Im Januar 2012 soll er sich zusammen mit einem seiner Brüder auf offener Strasse mit einem ehemaligen Trainingspartner geprügelt haben. Darauf angesprochen, huscht ihm in der «Rundschau» ein Grinsen übers Gesicht. Es sei dort nur um Nachtruhestörung gegangen. Tatsächlich aber, sagt die Basler Staatsanwaltschaft, seien im Fall einer Schlägerei zu jenem Datum vor kurzem zwei Personen wegen einfacher Körperverletzung und Drohung per Strafbefehl verurteilt worden.

Respektlosigkeit und ungebührliches Verhalten

In der Basler Kampfsportszene geniesst Beqiri nicht den besten Ruf.
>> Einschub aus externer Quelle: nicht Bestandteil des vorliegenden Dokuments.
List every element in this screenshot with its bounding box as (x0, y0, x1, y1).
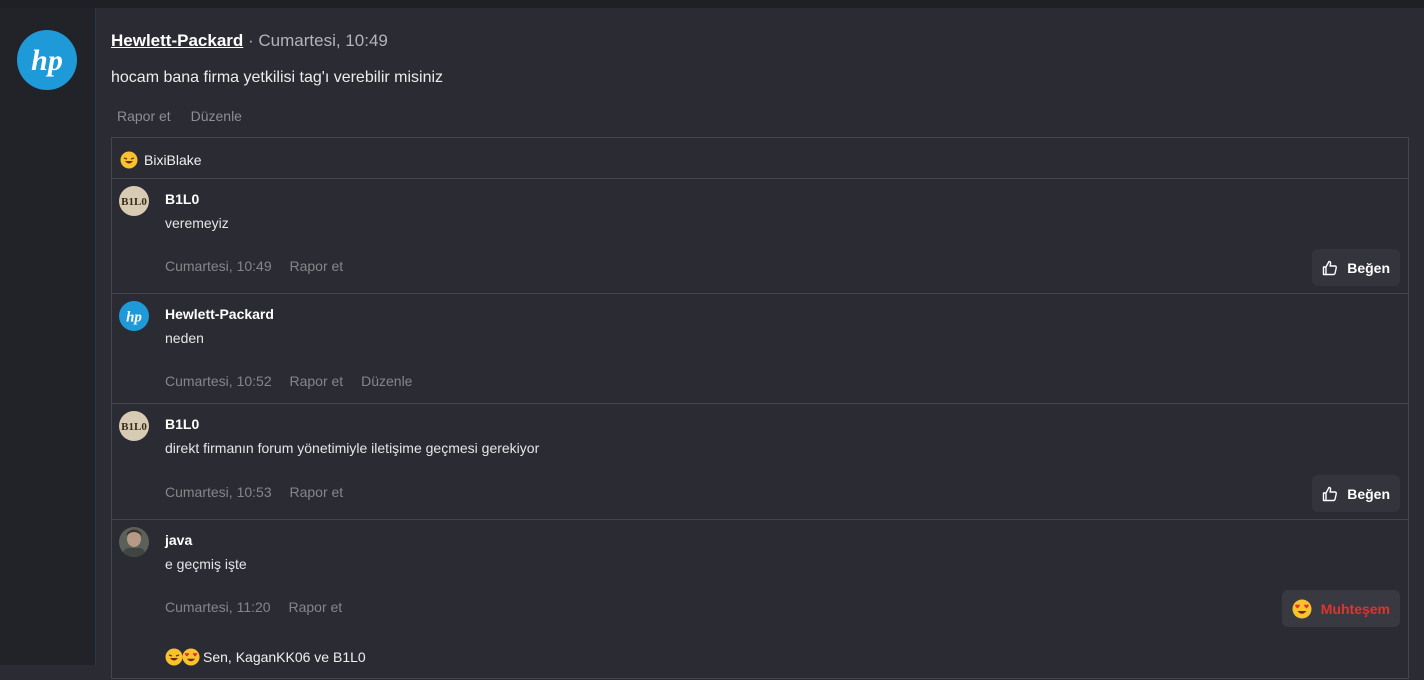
like-label: Beğen (1347, 259, 1390, 276)
post-timestamp: · Cumartesi, 10:49 (248, 31, 388, 50)
comments-section: BixiBlake B1L0 B1L0 veremeyiz Cumartesi,… (111, 137, 1409, 679)
thumbs-up-icon (1323, 486, 1338, 501)
comment-actions: Cumartesi, 10:49 Rapor et (165, 258, 357, 274)
edit-link[interactable]: Düzenle (191, 108, 242, 124)
reaction-summary[interactable]: BixiBlake (112, 138, 1408, 179)
report-link[interactable]: Rapor et (290, 258, 344, 274)
post-body: hocam bana firma yetkilisi tag'ı verebil… (111, 69, 444, 86)
comment-actions: Cumartesi, 11:20 Rapor et (165, 599, 356, 615)
comment-time[interactable]: Cumartesi, 11:20 (165, 599, 271, 615)
edit-link[interactable]: Düzenle (361, 373, 412, 389)
svg-text:B1L0: B1L0 (121, 421, 147, 433)
comment-item: B1L0 B1L0 direkt firmanın forum yönetimi… (112, 404, 1408, 520)
svg-text:B1L0: B1L0 (121, 196, 147, 208)
heart-eyes-emoji-icon (182, 648, 200, 666)
b1l0-avatar[interactable]: B1L0 (119, 411, 149, 441)
reaction-users[interactable]: BixiBlake (144, 152, 202, 168)
comment-author[interactable]: Hewlett-Packard (165, 306, 274, 322)
reaction-users: Sen, KaganKK06 ve B1L0 (203, 649, 366, 665)
heart-eyes-emoji-icon (1292, 599, 1312, 618)
comment-actions: Cumartesi, 10:53 Rapor et (165, 484, 357, 500)
hp-logo-avatar[interactable]: hp (119, 301, 149, 331)
svg-text:hp: hp (126, 310, 142, 326)
svg-text:hp: hp (31, 44, 63, 77)
comment-time[interactable]: Cumartesi, 10:53 (165, 484, 272, 500)
post-sidebar: hp (0, 8, 96, 665)
comment-item: java e geçmiş işte Cumartesi, 11:20 Rapo… (112, 520, 1408, 680)
b1l0-avatar[interactable]: B1L0 (119, 186, 149, 216)
like-button[interactable]: Beğen (1312, 475, 1400, 512)
comment-text: e geçmiş işte (165, 556, 247, 572)
comment-text: direkt firmanın forum yönetimiyle iletiş… (165, 440, 540, 456)
report-link[interactable]: Rapor et (117, 108, 171, 124)
like-label: Beğen (1347, 485, 1390, 502)
comment-author[interactable]: B1L0 (165, 416, 199, 432)
comment-text: veremeyiz (165, 215, 229, 231)
comment-author[interactable]: B1L0 (165, 191, 199, 207)
comment-author[interactable]: java (165, 532, 192, 548)
comment-time[interactable]: Cumartesi, 10:49 (165, 258, 272, 274)
comment-text: neden (165, 330, 204, 346)
report-link[interactable]: Rapor et (288, 599, 342, 615)
comment-item: hp Hewlett-Packard neden Cumartesi, 10:5… (112, 294, 1408, 404)
rofl-emoji-icon (165, 648, 183, 666)
thumbs-up-icon (1323, 260, 1338, 275)
comment-reaction-summary[interactable]: Sen, KaganKK06 ve B1L0 (165, 648, 366, 666)
post-author-link[interactable]: Hewlett-Packard (111, 31, 243, 50)
like-button[interactable]: Beğen (1312, 249, 1400, 286)
comment-actions: Cumartesi, 10:52 Rapor et Düzenle (165, 373, 426, 389)
hp-logo-avatar[interactable]: hp (17, 30, 77, 90)
report-link[interactable]: Rapor et (290, 373, 344, 389)
comment-item: B1L0 B1L0 veremeyiz Cumartesi, 10:49 Rap… (112, 179, 1408, 294)
report-link[interactable]: Rapor et (290, 484, 344, 500)
post-actions: Rapor et Düzenle (117, 108, 258, 124)
reaction-button[interactable]: Muhteşem (1281, 590, 1400, 627)
top-bar (0, 0, 1424, 8)
comment-time[interactable]: Cumartesi, 10:52 (165, 373, 272, 389)
reaction-label: Muhteşem (1320, 600, 1390, 617)
post-header: Hewlett-Packard · Cumartesi, 10:49 (111, 31, 388, 51)
rofl-emoji-icon (120, 151, 138, 169)
java-avatar[interactable] (119, 527, 149, 557)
Bei Wettkämpfen sei er wiederholt durch Respektlosigkeit und ungebührliches Verhalten aufgefallen. Das ist auch der Grund, weshalb die Wettkampforganisation Swiss Combat System (Scos) ihn für immer von sämtlichen Aktivitäten ausgeschlossen hat. «Ich habe Beqiri vor einem Jahr verwarnt. Aber sein unsportliches Verhalten gegenüber Gegnern, Trainern, Schiedsrichtern und Gastgebern hat sich nicht gebessert», begründet Johnny Boesiger vom Scos die Massnahme. Auch der Schweizerische Muay-Thai-Verband prüft einen Ausschluss Beqiris. Ehemalige Weggefährten attestieren ihm zwar ein gewinnendes Wesen, sagen aber auch, er habe noch eine andere Seite, provoziere und intrigiere gerne. Niemand möchte namentlich genannt werden. Man fürchtet offenbar Vergeltung.

Wie sein Schützling Carlos hatte auch Beqiri kein einfaches Leben. Geboren als drittes von sieben Kindern in einem kleinen Dorf in den Bergen Kosovos, wanderte sein Vater in den 70er-Jahren in die Schweiz aus. Die Kinder blieben zunächst bei den Grosseltern, Shemsi wurde als Letzter in die Schweiz geholt. 2002 begann er eine Gipserlehre und schloss drei Jahre später als Bester seines Jahrgangs ab. Daneben trainierte er Kampfsport, Karate, Taekwando, Thaiboxen. Heute zeigt er gerne, wie weit er es gebracht hat: «Er fährt Porsche, trägt Rolex und Gucci», sagt ein Bekannter. Ob er mit dieser Attitüde wirklich ein gutes Vorbild für Carlos ist, müsste sich jetzt die Zürcher Oberjugendanwaltschaft fragen.